As the Hunger Games gathered momentum over the last couple of weeks, one or two inconsequential things got lost in the rush, like a forum on press freedom hosted by the Human Rights Clinic of the Hugh Wooding Law School a few weeks ago.
Cursory reports appeared in the press, which seemed to say: “Me, me, me! Listen to me!” and “Harrumph harrumph harrumph.” (Though Andy Johnson’s remarks—at news.gov.tt in the Speeches section—on which I found no press report, are worth reading.) This was also the week when Justice Lord Leveson’s report on the culture and ethics of the British press was released. The coincidence of the report, and the revived interest in press freedom here in the last couple of weeks, is significant.
The British establishment was sufficiently concerned with the problems of its media to launch an inquiry—and this wasn’t the first one. In Trinidad, there isn’t even an acknowledgement of media problems—just press freedom. Criticism is usually responded to with hissy fits, like the one the TV6 fellow threw at the letter written by the “insignificant coolie from San Juan” a few weeks ago.
And this has been the mode of the “press freedom” discourse in Trinidad: a yelp of “Freedom!” which usually means no regulation and the divine right of the press to do whatever, without criticism or consequences. Like Crime Watch broadcasting a rape, or a hunger-suicide reality show parading as news.
This mode of addressing press freedom was established post-1996 when the UNC Government said the media were incompetent, biased to the PNM, and put out a green paper on media reform. A mass march was organised, and the lions of press freedom walked out of this newspaper and formed their own “free” paper, which they later sold to CCN, who euthanised it.
Strangely, the attitude to press freedom seemed to change with Government.
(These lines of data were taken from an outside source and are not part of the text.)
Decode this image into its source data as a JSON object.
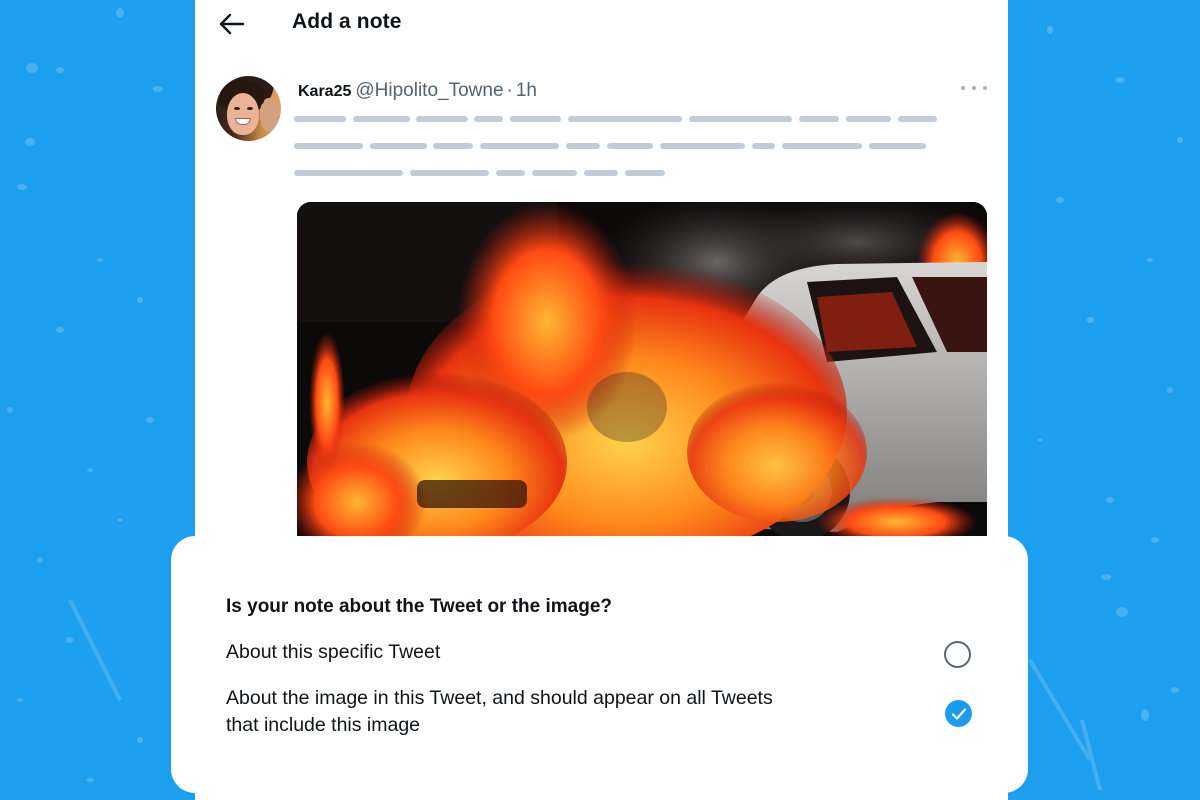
{
  "page": {
    "title": "Add a note",
    "background_color": "#1c9fee",
    "accent_color": "#1d9bf0"
  },
  "tweet": {
    "display_name": "Kara25",
    "handle": "@Hipolito_Towne",
    "separator": "·",
    "time": "1h",
    "more_icon": "more-horizontal-icon",
    "media_description": "Burning car engulfed in flames"
  },
  "sheet": {
    "question": "Is your note about the Tweet or the image?",
    "options": [
      {
        "label": "About this specific Tweet",
        "selected": false
      },
      {
        "label": "About the image in this Tweet, and should appear on all Tweets that include this image",
        "selected": true
      }
    ]
  },
  "icons": {
    "back": "arrow-left-icon",
    "radio_unchecked": "radio-unchecked-icon",
    "radio_checked": "checkmark-circle-icon"
  }
}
The press freedom titans were not nearly so worried about our democracy during the next decade (2002-2010), when a prime minister took armed police into a radio station to remonstrate with two journalists, gave a sitting Chief Justice an ultimatum to resign or else, jumped his supporter in line for a radio license, and had to be ordered by the Privy Council to award a license to the Maha Sabha, and sent jeeploads of police to arrest Inshan Ishmael of IBN for criticising the Government.
The media’s response to these and other PNM imprecations was described in a Guardian editorial on August 2, 2009, headlined “PM beats MATT with its own olive branch.” But the understanding of press freedom which enables all the above is not discussed by media workers, or those who (incredibly) find themselves on expert panels. Hence, no rigorous definition, appreciation, or empirical examination of the press-freedom praxis exists.
The freedom from repression the press wants here often translates to the freedom to hire young people to work as journalists, and actively discourage them from seeking further education. And there’s no consciousness of the other (related) aspect of freedom–the freedom to do things in the public interest.
That freedom could include prominent stories on unscrupulous business practices (which might have caught the CLICO and HCU enormities before all fell down), alternative sexuality and lifestyles, consumer rights, science, health, and things outside of Port-of-Spain.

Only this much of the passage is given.